In last month’s elections in New Zealand, the ruling National Party, headed by Prime Minister Bill English, won only 56 seats.
The Labour Party, headed by Jacinda Ardern, won 46; with their allies in the Green Party, they had a total of 54 seats… so they were still outnumbered.
However, You need 61 for a majority.
So the big question over the past few weeks was which party the 9-member NZ First Party would agree to form a coalition with. It could have gone either way. Late last night, the Party’s leader Winston Peters made his announcement: His people would work with Labour.
That means the 37-year-old Ardern is now on the verge of becoming New Zealand’s next Prime Minister, the third woman ever in the role.
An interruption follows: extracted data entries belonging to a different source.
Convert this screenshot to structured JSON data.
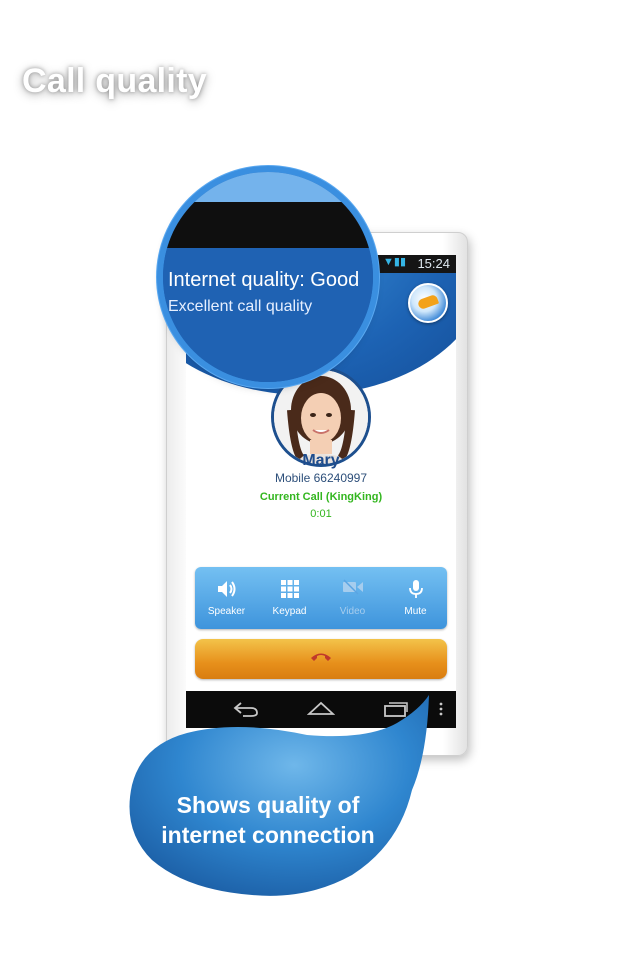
{
  "headline": "Call quality",
  "status_bar": {
    "time": "15:24"
  },
  "magnifier": {
    "quality_title": "Internet quality: Good",
    "quality_subtitle": "Excellent call quality"
  },
  "contact": {
    "name": "Mary",
    "number": "Mobile  66240997",
    "call_status": "Current Call (KingKing)",
    "timer": "0:01"
  },
  "controls": [
    {
      "label": "Speaker",
      "icon": "speaker-icon",
      "enabled": true
    },
    {
      "label": "Keypad",
      "icon": "keypad-icon",
      "enabled": true
    },
    {
      "label": "Video",
      "icon": "video-icon",
      "enabled": false
    },
    {
      "label": "Mute",
      "icon": "microphone-icon",
      "enabled": true
    }
  ],
  "end_call": {
    "icon": "end-call-icon",
    "color": "#e7901b"
  },
  "navbar": {
    "icons": [
      "back-icon",
      "home-icon",
      "recent-apps-icon",
      "overflow-menu-icon"
    ]
  },
  "callout": {
    "line1": "Shows quality of",
    "line2": "internet connection"
  },
  "colors": {
    "brand_blue": "#1e5fb0",
    "accent_green": "#33b61f",
    "bubble_blue": "#2f86cf"
  }
}
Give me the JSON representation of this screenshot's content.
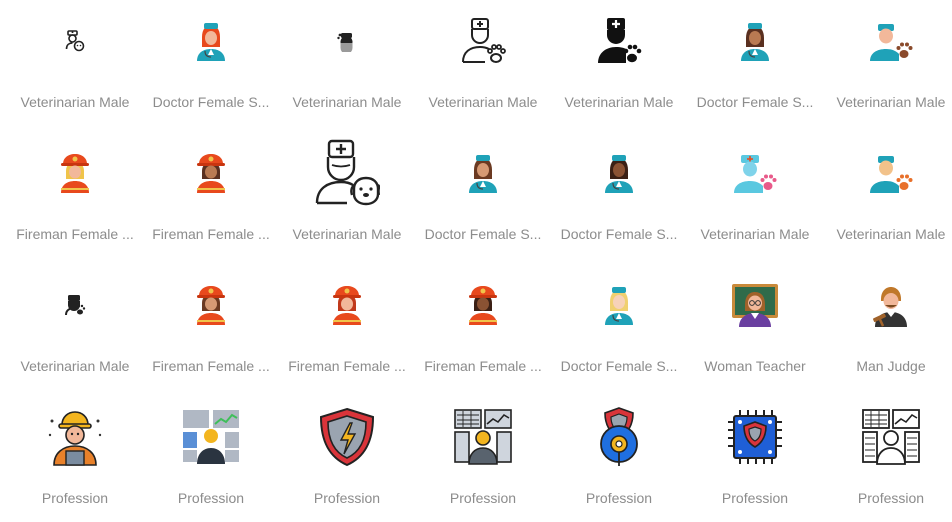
{
  "icons": [
    {
      "label": "Veterinarian Male",
      "icon": "veterinarian-male-outline-small-icon"
    },
    {
      "label": "Doctor Female S...",
      "icon": "doctor-female-color-icon"
    },
    {
      "label": "Veterinarian Male",
      "icon": "veterinarian-male-glyph-small-icon"
    },
    {
      "label": "Veterinarian Male",
      "icon": "veterinarian-male-outline-icon"
    },
    {
      "label": "Veterinarian Male",
      "icon": "veterinarian-male-solid-icon"
    },
    {
      "label": "Doctor Female S...",
      "icon": "doctor-female-color-icon"
    },
    {
      "label": "Veterinarian Male",
      "icon": "veterinarian-male-color-icon"
    },
    {
      "label": "Fireman Female ...",
      "icon": "fireman-female-color-icon"
    },
    {
      "label": "Fireman Female ...",
      "icon": "fireman-female-color-icon"
    },
    {
      "label": "Veterinarian Male",
      "icon": "veterinarian-male-outline-large-icon"
    },
    {
      "label": "Doctor Female S...",
      "icon": "doctor-female-color-icon"
    },
    {
      "label": "Doctor Female S...",
      "icon": "doctor-female-color-icon"
    },
    {
      "label": "Veterinarian Male",
      "icon": "veterinarian-male-blue-icon"
    },
    {
      "label": "Veterinarian Male",
      "icon": "veterinarian-male-color-icon"
    },
    {
      "label": "Veterinarian Male",
      "icon": "veterinarian-male-glyph-small-icon"
    },
    {
      "label": "Fireman Female ...",
      "icon": "fireman-female-color-icon"
    },
    {
      "label": "Fireman Female ...",
      "icon": "fireman-female-color-icon"
    },
    {
      "label": "Fireman Female ...",
      "icon": "fireman-female-color-icon"
    },
    {
      "label": "Doctor Female S...",
      "icon": "doctor-female-color-icon"
    },
    {
      "label": "Woman Teacher",
      "icon": "woman-teacher-icon"
    },
    {
      "label": "Man Judge",
      "icon": "man-judge-icon"
    },
    {
      "label": "Profession",
      "icon": "construction-worker-icon"
    },
    {
      "label": "Profession",
      "icon": "trader-dashboard-color-icon"
    },
    {
      "label": "Profession",
      "icon": "security-shield-icon"
    },
    {
      "label": "Profession",
      "icon": "trader-dashboard-lineal-color-icon"
    },
    {
      "label": "Profession",
      "icon": "security-badge-location-icon"
    },
    {
      "label": "Profession",
      "icon": "cyber-security-chip-icon"
    },
    {
      "label": "Profession",
      "icon": "trader-dashboard-outline-icon"
    }
  ],
  "colors": {
    "label": "#8c8c8c",
    "skin": "#f2b89a",
    "skin_dark": "#a0623e",
    "teal": "#1fa2b8",
    "orange_red": "#e8491d",
    "paw": "#8a4a2b"
  }
}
This is a huge deal given Ardern’s recent popularity. She only became the leader of the party in August and her public profile has skyrocketed since then. She’s a proud feminist who took a TV host to task for suggesting employers should be able to ask women about their plans to have children. She’s adored on social media. She turned an otherwise anodyne election into a major upending of the status quo.
And, as she said in an interview earlier this year, she’s not religious. She actually left the Mormon faith in her 20s due to its anti-gay bigotry and no longer belongs to any organized religion.
“Even before the Civil Union Bill came up, I lived in a flat with three gay friends and I was still going to church every so often and I just remember thinking ‘this is really inconsistent — I’m either doing a disservice to the church or my friends’. Because how could I subscribe to a religion that just didn’t account for them?
“I can’t see myself being a member of an organised religion again.”
Does she talk to God?
“No. But I have a real respect for people who have religion as a foundation in their lives. And I respect people who don’t. I’m agnostic. I don’t spend a lot of time trying to figure it out. I just think people should be free to have their personal beliefs and not be persecuted for it, whether they be atheist or staunch church members.“
A politician who doesn’t pander to a religious base, gets young people excited about government, and who promotes a progressive platform? While some of us around the world have to deal with Donald Trump? It’s just not fair.
Ardern will still have to prove she’s a capable leader with the ability to pass legislation, but what a tremendous opportunity. It’s good to see another non-theist in a position of political power.